According to Professor Marc Herold of the University of New Hampshire, as reported this morning on Amy Goodmans Democracy Now radio program, the American military has now killed as many Afghani civilians as the civilians who were killed in New York in the WTC attacks on 9/11.
Herold compiled his data starting in early October from a variety of international sources. His data can be found at http://pubpages.unh.edu/~mherold/. He suggests that the 3700 to 5000 Afghani civilian deaths should be compared, in Afghani terms (a country with roughly 1/10 the US population) to the 50,000 deaths of US soldiers during the Vietnam war.
I would like to suggest another comparison, that of equivalency of terror. It is likely that the Afghani civilians killed suffered similar terrific kinds of deaths to those in the WTC towers, such as death by being blown into smithereens, death by incineration and death by being crushed during collapses of buildings.

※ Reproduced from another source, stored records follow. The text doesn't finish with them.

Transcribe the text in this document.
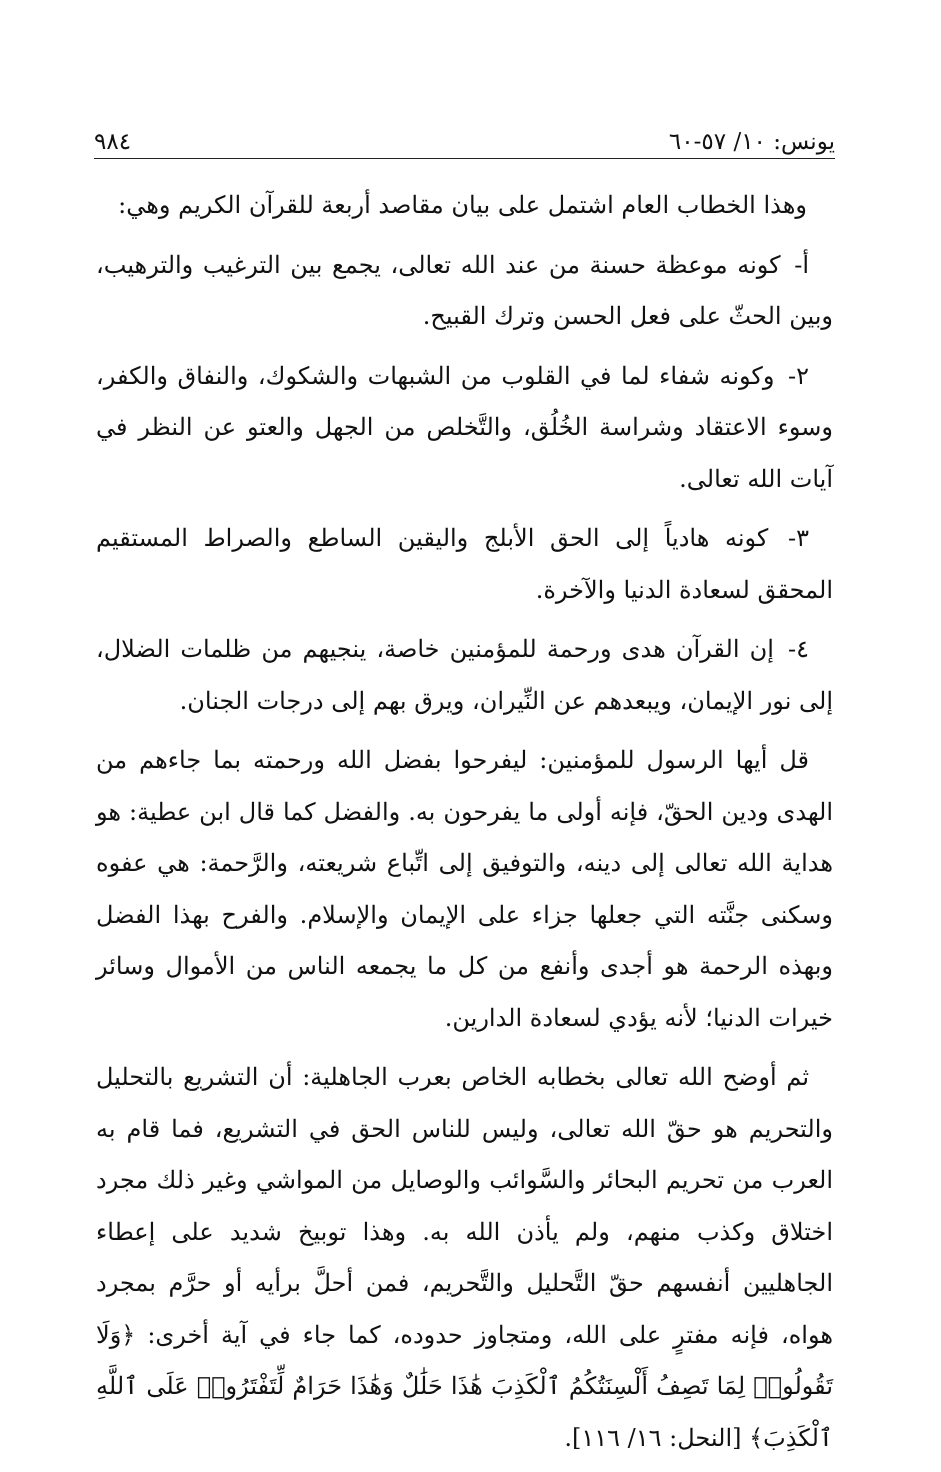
يونس: ١٠/ ٥٧-٦٠
٩٨٤

وهذا الخطاب العام اشتمل على بيان مقاصد أربعة للقرآن الكريم وهي:

أ- كونه موعظة حسنة من عند الله تعالى، يجمع بين الترغيب والترهيب، وبين الحثّ على فعل الحسن وترك القبيح.

٢- وكونه شفاء لما في القلوب من الشبهات والشكوك، والنفاق والكفر، وسوء الاعتقاد وشراسة الخُلُق، والتَّخلص من الجهل والعتو عن النظر في آيات الله تعالى.

٣- كونه هادياً إلى الحق الأبلج واليقين الساطع والصراط المستقيم المحقق لسعادة الدنيا والآخرة.

٤- إن القرآن هدى ورحمة للمؤمنين خاصة، ينجيهم من ظلمات الضلال، إلى نور الإيمان، ويبعدهم عن النِّيران، ويرق بهم إلى درجات الجنان.

قل أيها الرسول للمؤمنين: ليفرحوا بفضل الله ورحمته بما جاءهم من الهدى ودين الحقّ، فإنه أولى ما يفرحون به. والفضل كما قال ابن عطية: هو هداية الله تعالى إلى دينه، والتوفيق إلى اتِّباع شريعته، والرَّحمة: هي عفوه وسكنى جنَّته التي جعلها جزاء على الإيمان والإسلام. والفرح بهذا الفضل وبهذه الرحمة هو أجدى وأنفع من كل ما يجمعه الناس من الأموال وسائر خيرات الدنيا؛ لأنه يؤدي لسعادة الدارين.

ثم أوضح الله تعالى بخطابه الخاص بعرب الجاهلية: أن التشريع بالتحليل والتحريم هو حقّ الله تعالى، وليس للناس الحق في التشريع، فما قام به العرب من تحريم البحائر والسَّوائب والوصايل من المواشي وغير ذلك مجرد اختلاق وكذب منهم، ولم يأذن الله به. وهذا توبيخ شديد على إعطاء الجاهليين أنفسهم حقّ التَّحليل والتَّحريم، فمن أحلَّ برأيه أو حرَّم بمجرد هواه، فإنه مفترٍ على الله، ومتجاوز حدوده، كما جاء في آية أخرى: ﴿وَلَا تَقُولُوا۟ لِمَا تَصِفُ أَلْسِنَتُكُمُ ٱلْكَذِبَ هَٰذَا حَلَٰلٌ وَهَٰذَا حَرَامٌ لِّتَفْتَرُوا۟ عَلَى ٱللَّهِ ٱلْكَذِبَ﴾ [النحل: ١٦/ ١١٦].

In terms of terror experienced by those living in New York within sight and sound of the WTC explosions, I would suggest that those couple of hours that encompassed the plane crashes and building collapses were somewhat less terrifying than the experiences of Afghani citizens who have been seeing and hearing exploding bombs for a good couple of months rather than hours.
I am writing my warrior-Senators Feinstein and Boxer to ask them what multiple of, say, 4000 civilian deaths might lead them to question the ethics of our military strategy.